Por otro lado, el principio antrópico fuerte sugiere que “El universo debe tener propiedades que inevitablemente produzcan vida consciente.” Aquí entra la idea de un propósito o dirección en la evolución del cosmos. Esto no es solo una descripción (como el principio antrópico débil), sino una afirmación teleológica, es decir, con una finalidad. En otras palabras, para este principio el universo está configurado de tal manera que inevitablemente producirá seres capaces de observarlo.

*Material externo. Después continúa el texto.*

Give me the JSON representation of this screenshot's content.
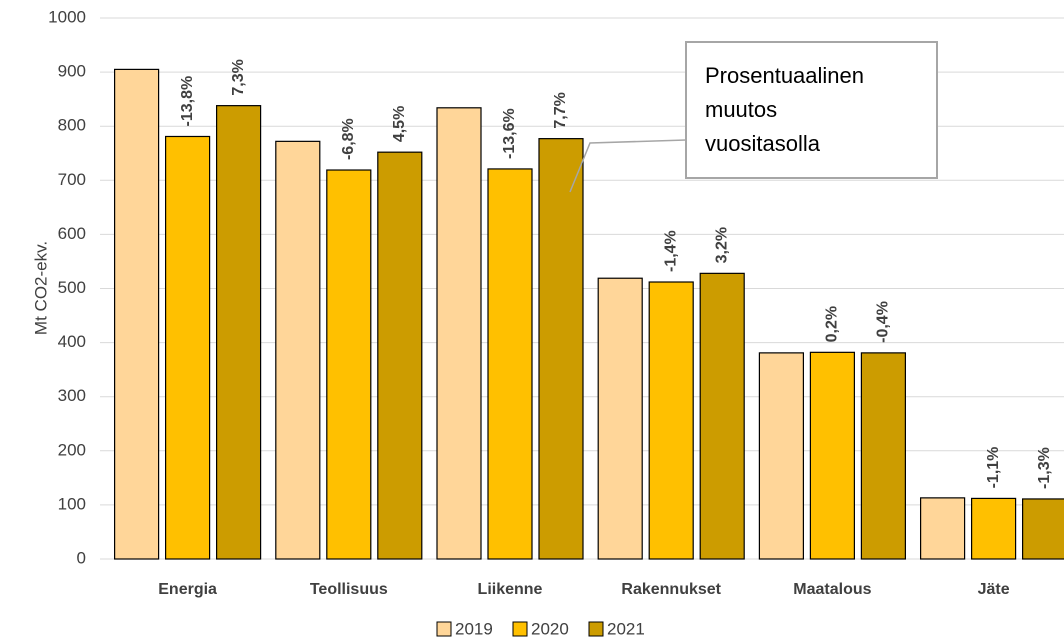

En lo personal creo que la ciencia está plagada de experimentos que han traído más preguntas que respuestas y que no necesariamente respaldan al principio antrópico fuerte, pero sí abren la puerta a la pregunta por la existencia de algo más que escapa a nuestra capacidad de comprensión. El experimento de la doble rendija, muestra como un solo protón puede existir en dos lugares a la vez, pero solo habitar uno cuando lo observamos. La velocidad y el spin  de un electrón sólo se pueden conocer de manera parcial. Es decir, para un observador, el saber una implica desconocer a la otra. Incluso la misma teoría de Higgs, (quien buscaba encontrar la partícula de Dios), teoría que ya fue probada en el colisionador de hadrones de Suiza, afirma que la materia y la energía son sólo dos caras de una misma moneda, y que aquellas cosas que tienen masa (la misma materia), no son más que la manifestación de algo que surge del choque de dos o más fuerzas. Y por supuesto, los avances de la física y la mecánica cuántica dejan entrever que hay una gran diferencia entre aquello que experimentamos del universo, y sus propiedades reales. En el experimento de la lámina de oro en 1911, Ernest Rutherford comprobó que los átomos, aquellas partículas que hacen posible a la materia, son más de un 99,999% vacío, es decir, que menos del 0,001 es, en sí, materia.

En pocas palabras, el universo pareciera tener una especie de adaptabilidad a nuestra observación, como si limitara todo aquello que nos ofrece tan solo a nuestra capacidad de observación.

A pesar de los indicios de un ente superior y los miles de vacíos en la explicación sobre la creación de nuestro universo, la institución científica ha relegado por completo los paradigmas espirituales que podrían dar sentido a varias preguntas existenciales que atraviesan a la humanidad, manteniéndose en exilio dentro de sus propios dogmas.  
Tanto los gobiernos como las religiones han generado rupturas internas a sus propias estructuras. Diferentes partidos políticos o distintas interpretaciones de lo divino han provocado fricciones entre las masas. Pero la  institución científica ha sido la única que presenta un monopolio del pensamiento. Nadie se atrevería a contradecir los avances de la ciencia, y demás está decir que todos quieren ser partícipes de sus beneficios.

 

La ciencia permite avances reales en la salud, la tecnología y la calidad de vida, y ha sido clave en desmitificar creencias opresivas.

Por otro lado, es un instrumento de dominación cuando se convierte en un dogma, cuando censura lo que no se ajusta a sus paradigmas o cuando colabora con los sistemas de poder.